How do battery powered pico-projectors work?

Once upon a time, very long ago, the projector world was ruled by the intense light of arcs. As they were rather unwieldy, xenon lamps took their place. With the unrelenting march of innovation, the era of OHPs or overhead projectors that could project images of transparencies, came into existence. These soon became obsolete as computers evolved and could be directly connected to projectors with LCD screens. The latest in line is the Pico-projector, which uses tiny batteries and the light from LEDs to project large displays.

Although Pico-projectors are small – as small as mobile phones, and sometimes even smaller – they can project large displays, sometimes up to 100 inches. Even though their brightness and resolution is not up to the mark of their bigger brethren, Pico-projectors are relatively new in the innovation chain, and as the market expands, they are expected to develop further.

Several companies have developed their own methods of producing battery-powered Pico-projectors. Of them, the three major technologies are DLP or Digital Light Processing, LCoS or Liquid Crystal on Silicon and LBS or Light Beam Steering. DLP and LCoS use a white light source and a system of filtering techniques to create different color and brightness of each pixel. On the other hand, LBS uses a small liquid crystal display to control the amount of light going to each pixel.

Digital Light Processing or DLP is pioneered by Texas Instruments (TI). Their idea is to use tiny mirrors on a chip to direct the light. Each mirror controls how much light goes onto each pixel of the display. The mirror can be turned on or turned off on command many times a second, and the on to off time ratio defines the brightness of the pixel. For color, there is a color wheel in front of the light source, splitting the beam into red, green and blue. Each mirror controls all the three light beams.

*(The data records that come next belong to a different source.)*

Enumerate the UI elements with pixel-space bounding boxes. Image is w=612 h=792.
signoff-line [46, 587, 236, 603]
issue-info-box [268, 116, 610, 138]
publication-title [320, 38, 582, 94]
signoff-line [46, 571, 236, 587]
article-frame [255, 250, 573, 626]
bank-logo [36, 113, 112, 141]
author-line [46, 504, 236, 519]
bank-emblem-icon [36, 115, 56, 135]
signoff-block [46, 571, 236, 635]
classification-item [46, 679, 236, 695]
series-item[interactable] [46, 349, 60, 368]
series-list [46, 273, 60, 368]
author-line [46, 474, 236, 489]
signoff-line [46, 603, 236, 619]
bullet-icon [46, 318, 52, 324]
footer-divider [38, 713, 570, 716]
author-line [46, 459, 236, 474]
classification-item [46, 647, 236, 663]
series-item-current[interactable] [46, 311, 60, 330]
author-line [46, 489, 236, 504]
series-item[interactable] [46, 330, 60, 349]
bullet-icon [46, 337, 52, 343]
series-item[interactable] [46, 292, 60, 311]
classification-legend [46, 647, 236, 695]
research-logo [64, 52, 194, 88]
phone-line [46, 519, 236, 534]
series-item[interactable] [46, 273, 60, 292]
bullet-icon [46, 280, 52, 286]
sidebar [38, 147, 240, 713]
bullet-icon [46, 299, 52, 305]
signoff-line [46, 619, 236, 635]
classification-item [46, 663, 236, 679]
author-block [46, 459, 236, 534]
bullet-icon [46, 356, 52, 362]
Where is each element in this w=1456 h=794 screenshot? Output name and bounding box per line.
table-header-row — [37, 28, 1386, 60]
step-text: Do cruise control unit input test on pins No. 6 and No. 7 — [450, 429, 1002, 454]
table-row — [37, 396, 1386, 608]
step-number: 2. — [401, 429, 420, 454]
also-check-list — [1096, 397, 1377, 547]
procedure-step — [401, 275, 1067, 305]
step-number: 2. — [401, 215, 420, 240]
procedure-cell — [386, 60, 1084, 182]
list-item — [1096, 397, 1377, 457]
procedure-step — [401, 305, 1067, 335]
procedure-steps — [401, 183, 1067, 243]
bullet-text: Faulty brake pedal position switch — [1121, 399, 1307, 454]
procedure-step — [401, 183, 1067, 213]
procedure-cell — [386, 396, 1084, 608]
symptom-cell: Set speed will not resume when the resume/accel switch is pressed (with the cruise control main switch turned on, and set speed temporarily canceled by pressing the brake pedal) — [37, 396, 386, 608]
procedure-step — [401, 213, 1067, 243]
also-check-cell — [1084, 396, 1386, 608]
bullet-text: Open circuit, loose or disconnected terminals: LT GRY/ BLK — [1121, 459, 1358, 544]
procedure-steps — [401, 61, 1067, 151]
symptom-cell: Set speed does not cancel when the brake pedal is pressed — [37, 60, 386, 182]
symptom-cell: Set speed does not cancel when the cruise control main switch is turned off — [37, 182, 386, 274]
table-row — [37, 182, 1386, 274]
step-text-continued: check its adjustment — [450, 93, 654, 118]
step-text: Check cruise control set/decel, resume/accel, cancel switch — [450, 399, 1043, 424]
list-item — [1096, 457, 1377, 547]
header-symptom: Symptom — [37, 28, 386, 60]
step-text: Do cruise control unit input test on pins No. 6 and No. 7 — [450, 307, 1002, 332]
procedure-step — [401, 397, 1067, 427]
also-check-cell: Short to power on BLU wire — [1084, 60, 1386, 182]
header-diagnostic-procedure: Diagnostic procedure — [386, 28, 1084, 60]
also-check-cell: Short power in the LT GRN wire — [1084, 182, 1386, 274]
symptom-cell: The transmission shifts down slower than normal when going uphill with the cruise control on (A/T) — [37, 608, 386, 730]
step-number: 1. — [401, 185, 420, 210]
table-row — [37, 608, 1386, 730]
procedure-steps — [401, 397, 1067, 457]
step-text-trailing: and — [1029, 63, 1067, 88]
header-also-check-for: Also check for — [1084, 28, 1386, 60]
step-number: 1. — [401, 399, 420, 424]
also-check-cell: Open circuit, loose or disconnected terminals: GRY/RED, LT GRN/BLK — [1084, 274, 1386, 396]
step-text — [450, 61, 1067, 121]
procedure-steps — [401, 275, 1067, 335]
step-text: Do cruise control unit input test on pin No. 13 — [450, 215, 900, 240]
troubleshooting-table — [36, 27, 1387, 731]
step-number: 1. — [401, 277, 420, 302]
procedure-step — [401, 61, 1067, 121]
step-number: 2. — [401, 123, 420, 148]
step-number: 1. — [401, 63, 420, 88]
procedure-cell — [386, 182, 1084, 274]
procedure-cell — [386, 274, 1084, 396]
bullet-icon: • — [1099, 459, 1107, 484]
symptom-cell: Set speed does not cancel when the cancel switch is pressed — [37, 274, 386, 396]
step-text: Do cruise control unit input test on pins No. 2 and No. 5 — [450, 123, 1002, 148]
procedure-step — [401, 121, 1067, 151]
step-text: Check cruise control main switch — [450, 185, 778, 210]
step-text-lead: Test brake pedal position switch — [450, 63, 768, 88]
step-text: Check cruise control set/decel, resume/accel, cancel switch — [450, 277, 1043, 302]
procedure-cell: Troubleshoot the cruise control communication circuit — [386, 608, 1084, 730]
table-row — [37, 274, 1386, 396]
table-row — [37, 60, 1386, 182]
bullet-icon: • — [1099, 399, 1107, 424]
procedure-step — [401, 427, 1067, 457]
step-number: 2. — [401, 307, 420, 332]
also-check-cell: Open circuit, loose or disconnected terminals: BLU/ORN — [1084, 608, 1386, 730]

Liquid Crystal on Silicon or LCoS, as the name suggests, uses an LCD to control the amount of light reaching the pixel of the display. For color, two techniques are used. One is the Color Filter where three sub pixels are used, and they each have their own color, Red, Green and Blue. The other is the FSC or Field Sequential Color that requires a fast LCD and a color filter to split the image into RGB, the three main colors sequentially. The LCD is refreshed three times, once for each color. For LCoS, the light source could be an LED or a diffused Laser.

Laser Beam Steering or LBS creates the image one pixel at a time. The technique uses three directed laser beams, red, green and blue. The three beams are combined using optics and are guided using mirrors. So that the eye does not notice the pixel-by-pixel design, the image is scanned at over 60Hz.

LBS has some advantages over the other two techniques. The size is small and power consumption lowest, as the darker pixels require less energy, while the black pixel does not require any energy at all. The image from an LBS system is always focused, even on curved surfaces. On the other hand, lasers are expensive, cause random intensity patterns and are a concern for eye safety.